Le Salon de 1859 (1859)- This is another book describing Baudelaire’s view of art and aesthetics. It includes his view of imagination and reverie, along with an account of his view of realism.

Les Paradis artificiel (1860)- This book deals primarily with the use of drugs. In the first part, titled “Hashish,” Baudelaire warns his readers against the dangers of using drugs. The second part, titled “Opium”, is a compilation of extensive quotes from De Quincey’s Confessions of an Opium Eater along with some commentary.

Le Peintre de la vie moderne (1863)- Baudelaire wrote this essay in praise of Constantine Guys, raising him up as an artist who had achieved modernity in his work.

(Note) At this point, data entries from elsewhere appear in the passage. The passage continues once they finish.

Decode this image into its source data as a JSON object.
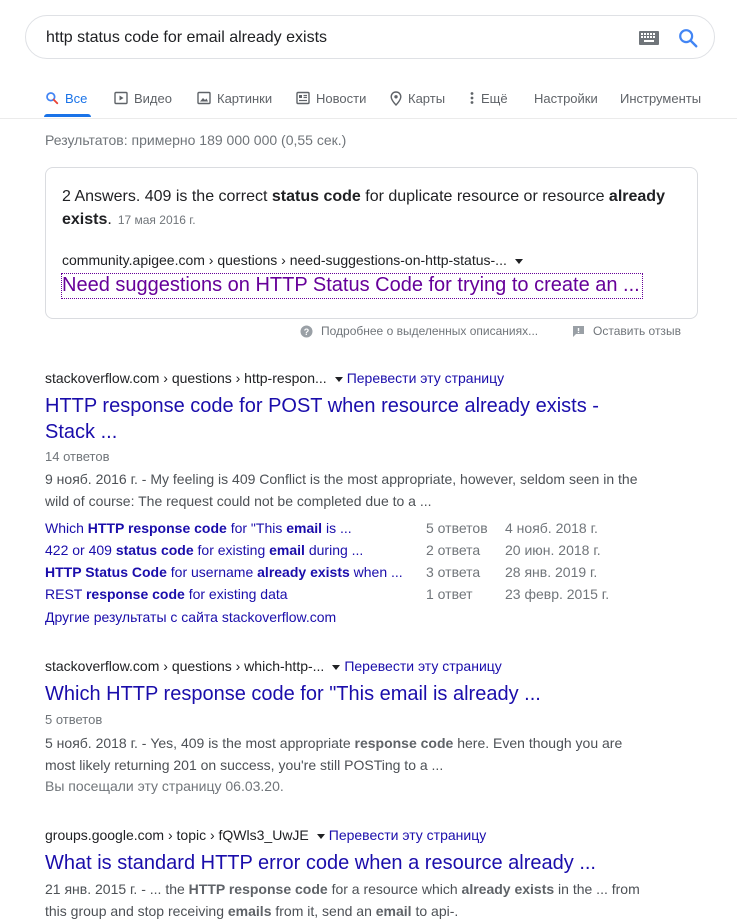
{
  "search": {
    "query": "http status code for email already exists"
  },
  "tabs": [
    {
      "label": "Все",
      "icon": "search-icon",
      "active": true
    },
    {
      "label": "Видео",
      "icon": "play-icon"
    },
    {
      "label": "Картинки",
      "icon": "image-icon"
    },
    {
      "label": "Новости",
      "icon": "news-icon"
    },
    {
      "label": "Карты",
      "icon": "map-pin-icon"
    },
    {
      "label": "Ещё",
      "icon": "more-vert-icon"
    },
    {
      "label": "Настройки"
    },
    {
      "label": "Инструменты"
    }
  ],
  "stats": "Результатов: примерно 189 000 000 (0,55 сек.)",
  "snippet": {
    "text_parts": [
      "2 Answers. 409 is the correct ",
      "status code",
      " for duplicate resource or resource ",
      "already exists",
      "."
    ],
    "date": "17 мая 2016 г.",
    "cite": "community.apigee.com › questions › need-suggestions-on-http-status-...",
    "title": "Need suggestions on HTTP Status Code for trying to create an ...",
    "about": "Подробнее о выделенных описаниях...",
    "feedback": "Оставить отзыв"
  },
  "results": [
    {
      "cite": "stackoverflow.com › questions › http-respon...",
      "translate": "Перевести эту страницу",
      "title": "HTTP response code for POST when resource already exists - Stack ...",
      "meta": "14 ответов",
      "desc": "9 нояб. 2016 г. - My feeling is 409 Conflict is the most appropriate, however, seldom seen in the wild of course: The request could not be completed due to a ...",
      "subresults": [
        {
          "parts": [
            [
              "Which ",
              false
            ],
            [
              "HTTP response code",
              true
            ],
            [
              " for \"This ",
              false
            ],
            [
              "email",
              true
            ],
            [
              " is ...",
              false
            ]
          ],
          "count": "5 ответов",
          "date": "4 нояб. 2018 г."
        },
        {
          "parts": [
            [
              "422 or 409 ",
              false
            ],
            [
              "status code",
              true
            ],
            [
              " for existing ",
              false
            ],
            [
              "email",
              true
            ],
            [
              " during ...",
              false
            ]
          ],
          "count": "2 ответа",
          "date": "20 июн. 2018 г."
        },
        {
          "parts": [
            [
              "HTTP Status Code",
              true
            ],
            [
              " for username ",
              false
            ],
            [
              "already exists",
              true
            ],
            [
              " when ...",
              false
            ]
          ],
          "count": "3 ответа",
          "date": "28 янв. 2019 г."
        },
        {
          "parts": [
            [
              "REST ",
              false
            ],
            [
              "response code",
              true
            ],
            [
              " for existing data",
              false
            ]
          ],
          "count": "1 ответ",
          "date": "23 февр. 2015 г."
        }
      ],
      "more": "Другие результаты с сайта stackoverflow.com"
    },
    {
      "cite": "stackoverflow.com › questions › which-http-...",
      "translate": "Перевести эту страницу",
      "title": "Which HTTP response code for \"This email is already ...",
      "meta": "5 ответов",
      "desc_parts": [
        [
          "5 нояб. 2018 г. - Yes, 409 is the most appropriate ",
          false
        ],
        [
          "response code",
          true
        ],
        [
          " here. Even though you are most likely returning 201 on success, you're still POSTing to a ...",
          false
        ]
      ],
      "visited": "Вы посещали эту страницу 06.03.20."
    },
    {
      "cite": "groups.google.com › topic › fQWls3_UwJE",
      "translate": "Перевести эту страницу",
      "title": "What is standard HTTP error code when a resource already ...",
      "desc_parts": [
        [
          "21 янв. 2015 г. - ... the ",
          false
        ],
        [
          "HTTP response code",
          true
        ],
        [
          " for a resource which ",
          false
        ],
        [
          "already exists",
          true
        ],
        [
          " in the ... from this group and stop receiving ",
          false
        ],
        [
          "emails",
          true
        ],
        [
          " from it, send an ",
          false
        ],
        [
          "email",
          true
        ],
        [
          " to api-.",
          false
        ]
      ]
    }
  ]
}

Histoires grotesques et serieuses (1865)- the fifth volume of Baudelaire’s translations of Poe’s writings.

L’Art romantique (1868)- a collection of Baudelaire’s writings on art, published posthumously.

Petits Poeme en prose or Le Spleen de Paris (1869)- This is a collection of prose poems, published posthumously, in which Baudelaire attempts to extract beauty from contemporary life in Paris.

Mon Coeur mis a nu (1869)- Baudelaire’s journals, published posthumously




* : currently working on

Baudelaire, Charles, a French poet, born April 9, 1821; died 1867. He was the herald, if not the founder of the so called decadent school of French literature. He seems to have striven to be as offensive as possible in the expression of his peculiar views of life, nature, and God, yet his work will live because of his wonderful technique, which is not equalled in French poetry.


Entry from Everybody's Cyclopedia, 1912.